Maryland Lieutenant Governor Brown Tours Optimal

Date: April 20, 2010
Location: College Park, MD

As part of the State of Maryland’s commitment to keep current on the pulse of local businesses, Lieutenant Governor Anthony Brown regularly makes time to tour sites across the state.  On March 22, he visited Optimal Solutions Group, LLC, a non-partisan research firm to tour its new research park headquarters at the University of Maryland. Optimal shared with the Lieutenant Governor Brown some of its research findings and technical assistance efforts on health, education, workforce development, and social welfare policy. In response, Lieutenant Governor Brown pointed out the initiatives and programs being sponsored by the State of Maryland and expressed a commitment to support the growth of small businesses in the state.

The major areas of discussion included Optimal’s work in multi-state collaborations as a model towards the IBM/Performance Measurement Institute’s Government 2020 report on the paradigm of “Perpetual Collaboration Mandate”. The examples cited were in areas of Medicare/Medicaid fraud/waste/abuse, neo-natal health collaborations and Medicaid health quality areas across the states.

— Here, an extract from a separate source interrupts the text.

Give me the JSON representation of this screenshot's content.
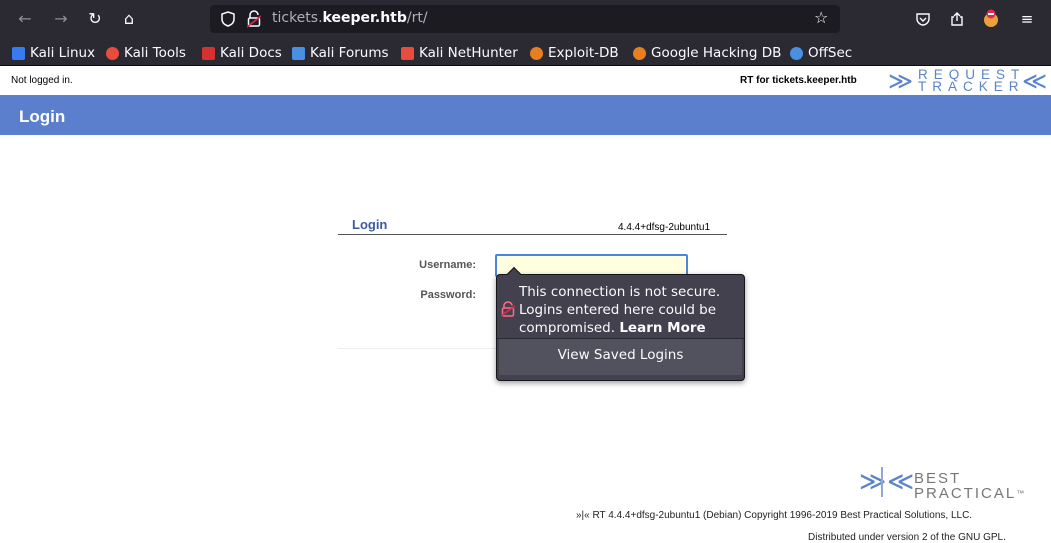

Optimal also discussed the need for tracking and report performance of service obligations/loan repayment programs for teachers, nurses, and primary care physicians at the federal and state levels in order to meet the staffing needs pre- and post- health and education reform. Also discussed were marriage and fatherhood programs funded by the U.S. Dept. of Health and Human Services and administered by state agencies that work towards reducing poverty, recidivism and improving child well-being and therefore reducing the burdens to the federal, state and local governments.

Optimal staff communicated that Maryland’s ability to stay competitive by creating value through innovation is in part determined by the ability to provide world-class education to its children. Optimal has hiring needs in statistics, economics, clinical sciences and information technology. Optimal commended the success of Maryland as being top ranked nationally in education, but to also consider its international standing and to look to the collaboration models mentioned earlier to excel even further. The meeting concluded with remarks about the current small business environment in consideration the national economy, including the availability of credit and its impact on growth. Optimal suggested that the state and UMD could promote and support the collaboration of multi-disciplinary sciences that reside within M Square and across the state of Maryland as a way to jump start innovation and ultimately increase state revenues.